Published Sep 18, 2017
Installing a custom SSL Cert on Google App Engine

In order to realize one of my latest app ideas, and stop paying Shopify, I decided to try Google’s Cloud Platform (GCP). Specifically, I decided to try their newly added support for .NET Core.

Google has an awesome team, lots of support, and documentation on their site, so I first navigated there to find out more.

Even with all of this support, GCP was still a bit intimidating because you have to decide among the different types of engines, i.e. Compute, App, Container, etc.

Coming from a background that includes running my own IIS server, I opted first for the Compute Engine and ported over most of my web applications and websites to this instance.

That being done, this past weekend I decided that I would try something new — with the latest coming out of both Google and Microsoft, I decided to set up an App Engine Instance running a .NET Core app.

For starters, I checked out Scott Hanselman's great post on how to deploy a .NET core app and learned more about his experience getting a .NET Core site up and running on GCP: https://www.hanselman.com/blog/TryingASPNETCoreOnTheGoogleCloudPlatformAppEngineFlexibleEnvironment.aspx

I also, after persistent Googling, came across Google’s instructions to complete the same:

https://codelabs.developers.google.com/codelabs/cloud-app-engine-aspnetcore/index.html?index=..%2F..%2Fndc#0

When I was finished, I had managed to get my site up and running but still had to connect my domain name. For this, I headed over to Google’s documentation, available here.

Because my site will handle credit card data and because SSL should be standard, I needed to finish the loop by adding an SSL cert.

This is where I ran into my first real roadblock.

Working from a Windows machine with a Command Prompt, it wasn’t so clear to me how to get a custom SSL cert installed. Thinking about it for a minute, I remembered seeing a talk by Google’s Chris Sells, where he did most of his .NET Core management from the built in Cloud Shell.
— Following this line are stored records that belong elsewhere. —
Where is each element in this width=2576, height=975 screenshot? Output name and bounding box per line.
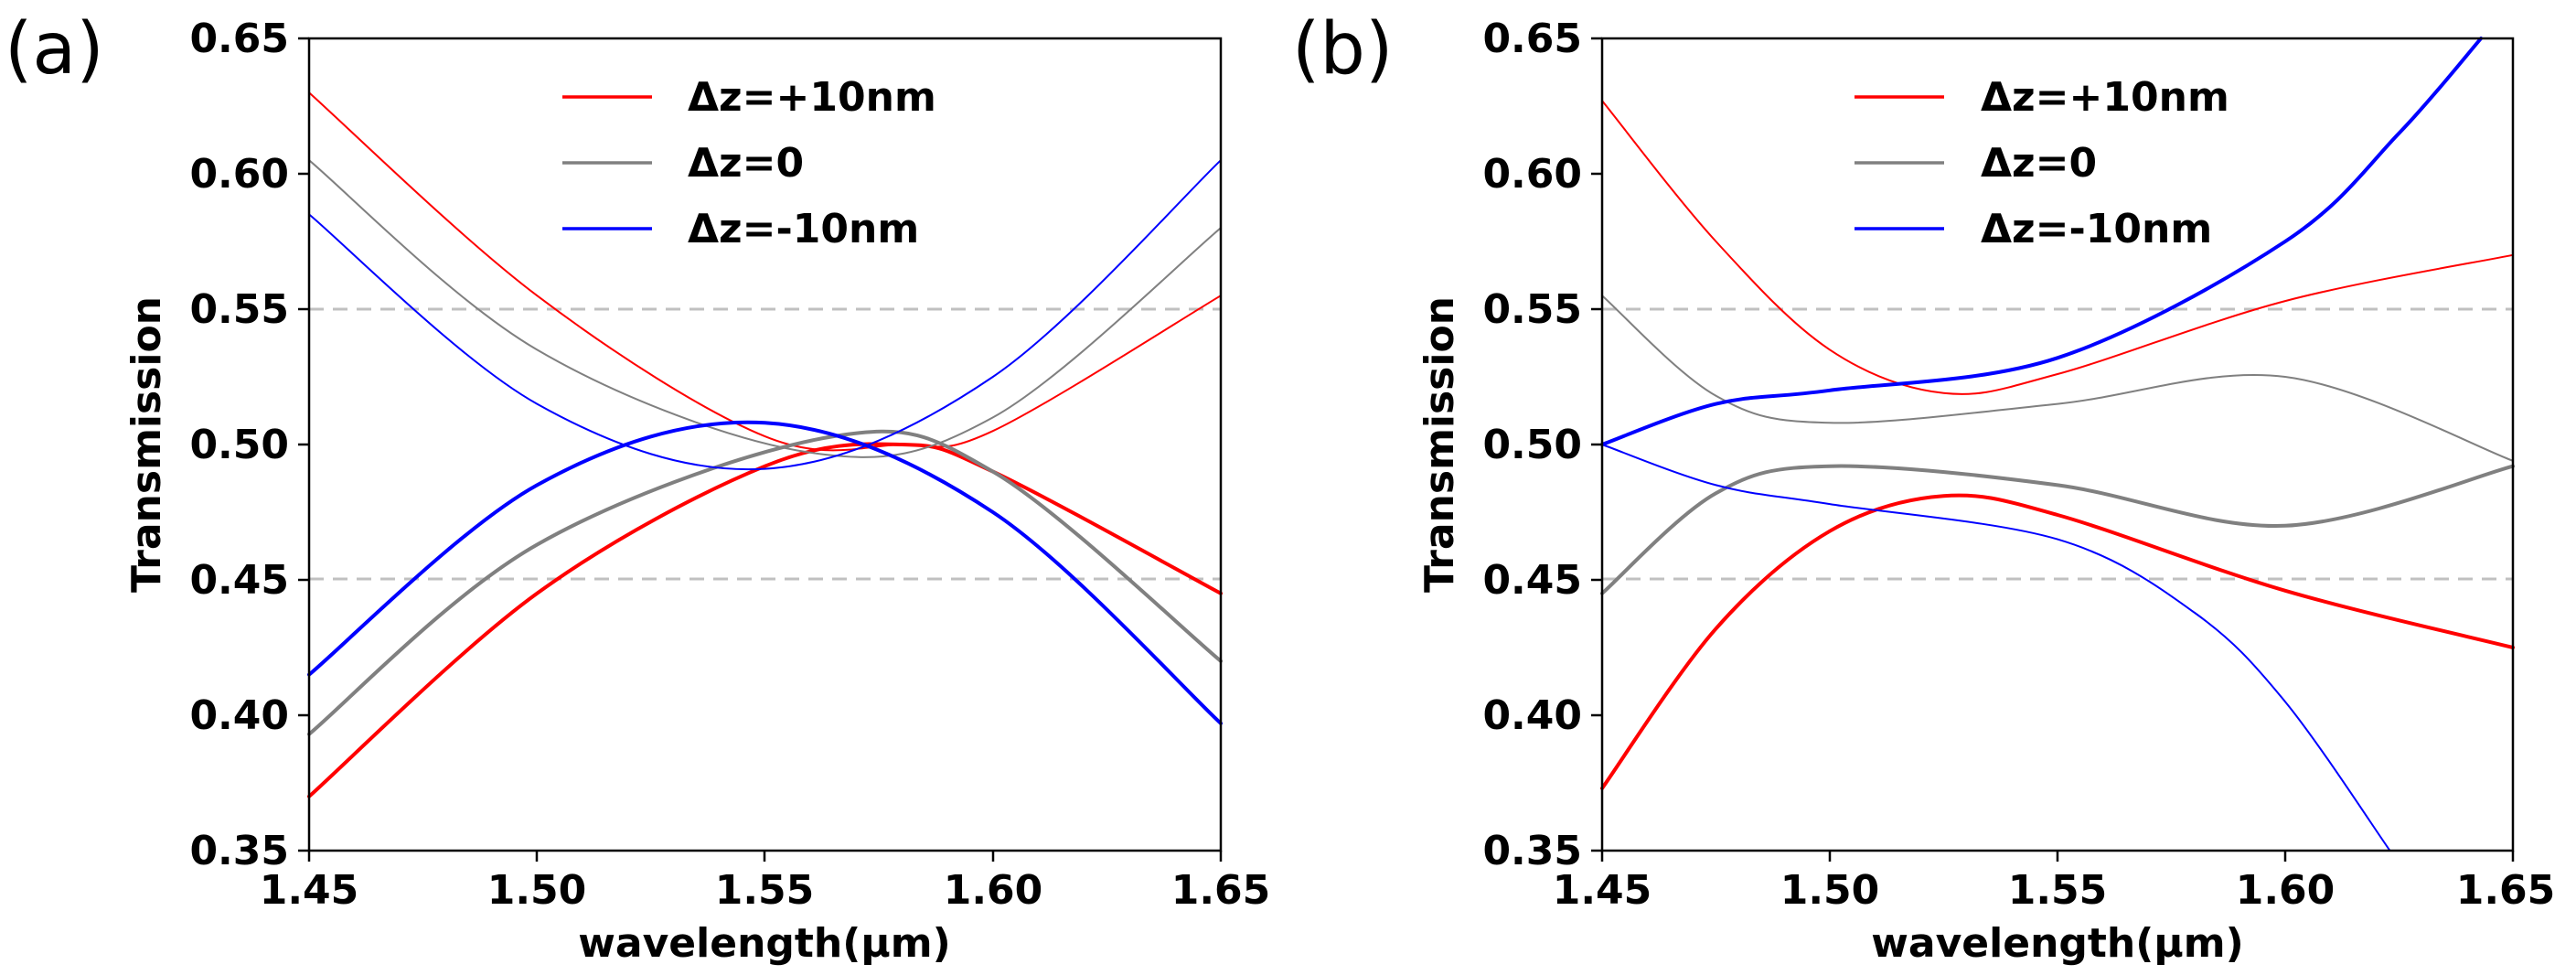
y-tick-label: 0.55: [1482, 286, 1582, 333]
y-axis-label: Transmission: [1416, 296, 1463, 593]
x-tick-label: 1.55: [715, 867, 815, 914]
x-tick-label: 1.60: [2236, 867, 2336, 914]
series-line-red-thin: [1601, 100, 2514, 395]
x-tick-label: 1.50: [1780, 867, 1880, 914]
panel-a: (a) 0.35 0.40 0.45 0.50 0.55 0.60 0.65 1…: [5, 8, 1270, 967]
series-line-red-thin: [308, 91, 1222, 452]
y-axis-label: Transmission: [123, 296, 170, 593]
legend-label-minus10: Δz=-10nm: [688, 206, 919, 252]
series-line-gray-thick: [307, 429, 1223, 736]
x-tick-label: 1.65: [2456, 867, 2556, 914]
y-tick-label: 0.40: [189, 692, 289, 739]
y-tick-label: 0.65: [1482, 16, 1582, 62]
x-axis-label: wavelength(μm): [1871, 920, 2243, 967]
legend: Δz=+10nm Δz=0 Δz=-10nm: [1855, 74, 2229, 252]
series-line-red-thick: [1600, 493, 2515, 790]
y-tick-label: 0.50: [1482, 422, 1582, 468]
x-tick-label: 1.55: [2008, 867, 2108, 914]
series-line-gray-thick: [1600, 464, 2515, 595]
legend-label-plus10: Δz=+10nm: [688, 74, 936, 121]
y-tick-label: 0.45: [189, 557, 289, 604]
y-tick-label: 0.50: [189, 422, 289, 468]
series-group: [307, 91, 1223, 798]
legend-label-zero: Δz=0: [1981, 140, 2097, 187]
y-tick-label: 0.60: [189, 151, 289, 198]
y-tick-label: 0.35: [1482, 828, 1582, 874]
series-line-blue-thick: [1600, 37, 2484, 446]
series-line-gray-thin: [308, 159, 1222, 458]
series-group: [1600, 37, 2515, 852]
panel-a-label: (a): [5, 8, 104, 91]
x-tick-label: 1.50: [487, 867, 587, 914]
legend-label-zero: Δz=0: [688, 140, 804, 187]
x-tick-label: 1.45: [260, 867, 359, 914]
y-tick-label: 0.35: [189, 828, 289, 874]
panel-b-label: (b): [1292, 8, 1393, 91]
legend-label-minus10: Δz=-10nm: [1981, 206, 2212, 252]
y-tick-label: 0.60: [1482, 151, 1582, 198]
legend: Δz=+10nm Δz=0 Δz=-10nm: [562, 74, 936, 252]
series-line-gray-thin: [1601, 295, 2514, 462]
y-tick-label: 0.40: [1482, 692, 1582, 739]
series-line-blue-thick: [307, 420, 1223, 725]
x-tick-label: 1.45: [1553, 867, 1652, 914]
series-line-blue-thin: [1601, 444, 2391, 852]
x-tick-label: 1.60: [944, 867, 1043, 914]
y-tick-label: 0.45: [1482, 557, 1582, 604]
panel-b: (b) 0.35 0.40 0.45 0.50 0.55 0.60 0.65 1…: [1292, 8, 2555, 967]
y-tick-label: 0.65: [189, 16, 289, 62]
y-tick-label: 0.55: [189, 286, 289, 333]
series-line-red-thick: [307, 442, 1223, 798]
series-line-blue-thin: [308, 159, 1222, 471]
x-axis-label: wavelength(μm): [578, 920, 950, 967]
x-tick-label: 1.65: [1171, 867, 1271, 914]
legend-label-plus10: Δz=+10nm: [1981, 74, 2229, 121]
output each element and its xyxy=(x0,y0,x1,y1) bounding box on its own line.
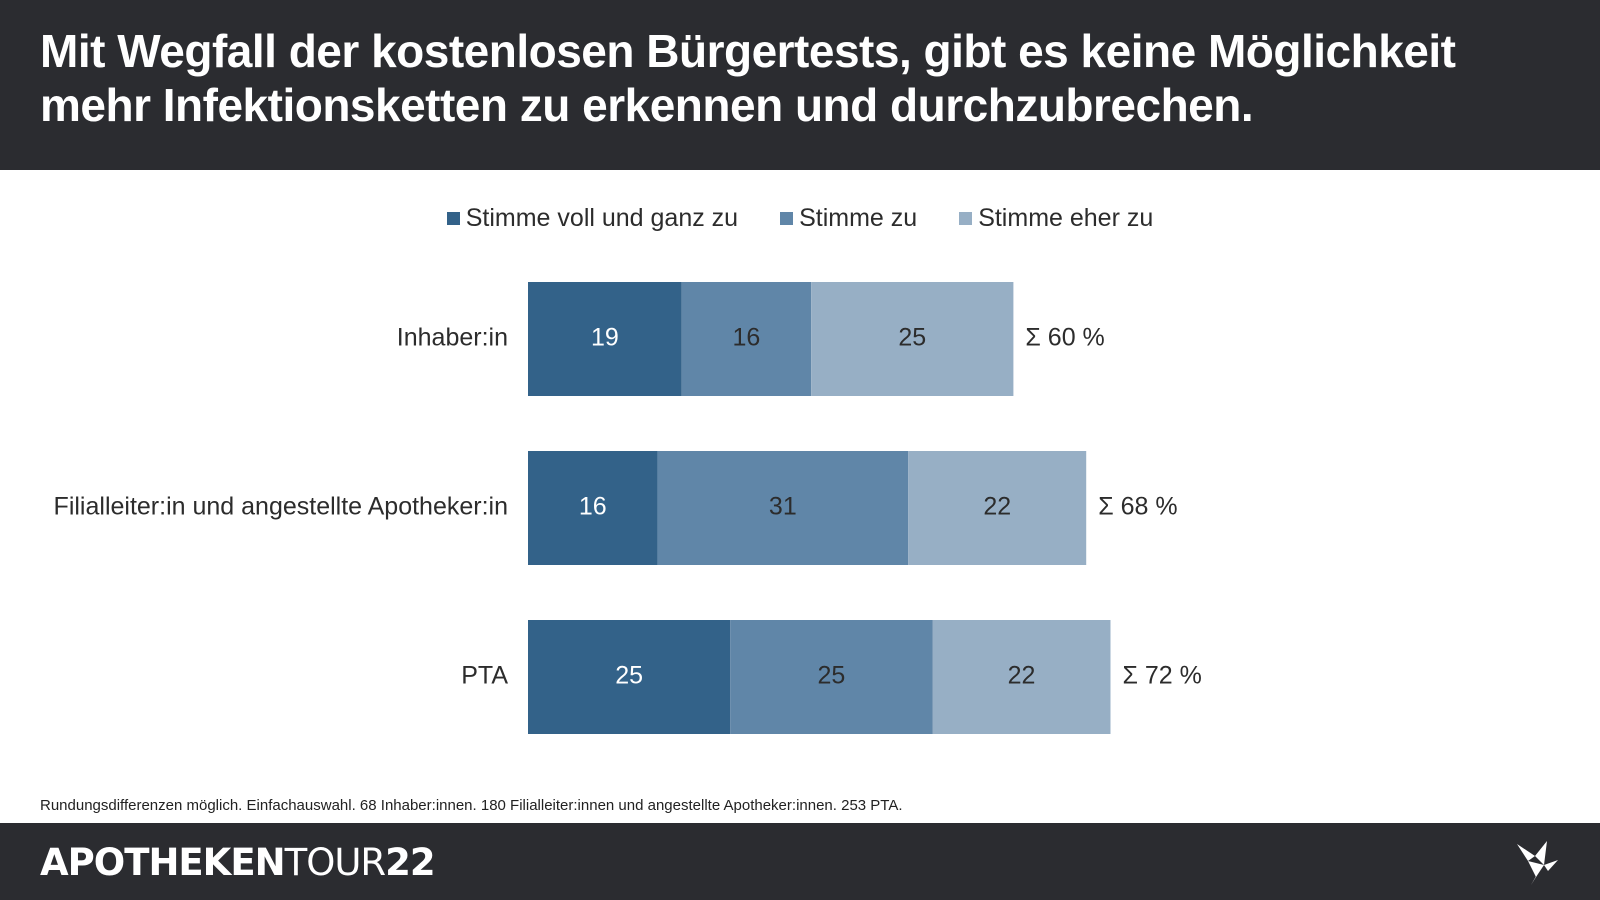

Cloud Shell to the rescue!!

GCP Cloud ShellFig 1. GCP Cloud Shell

From here, I was able to follow the instructions for custom cert install. I summarize them here:

  1. Generate your private key and a certificate signing request (CSR) by using OpenSSL from the cloud shell mentioned above.

Use the following command:

        openssl req -nodes -newkey rsa:2048 -keyout [MY_PRIVATE_KEY].key -out [MY_CSR].csr

where:

  • [MY_PRIVATE_KEY].key is the generated file where your private key is stored. Example: myserver.key
    • [MY_CSR].csr is the generated file for your certificate signing request. Example: server.csr

When prompted, enter the following information:

  • Your 2 digit country code, for example, US for the United States.
  • Your city name.
  • Your company name. You can use your own name if you don’t have a company.
  • Your organizational unit or NA if you don’t have this.
  • A common name that represents your domain, for example: www.example.com.
  • Your email address.

2. Determine which certificate authority works for you and then purchase a certificate. For example, you can use: SSLMate, Thawte, Comodo, or any other certificate authority.

For details about the types of supported certificates, see App Engine support for SSL certificates.

3. When your CA requests the contents of your CSR file, follow their instructions for copying and pasting the contents from your .csr file that you generated earlier.

For example, use a text editor such as Vim or, assuming you specified “server” for your name earlier, you can type vi server.csr into the Cloud shell and copy your .csr from there.

4. Follow the prompts when your CA requests domain owner approval.

From here, it is simply a matter of receiving your cert from the CA and following the latter half of the Google SSL page on “Converting private keys and concatenating SSL certificates.”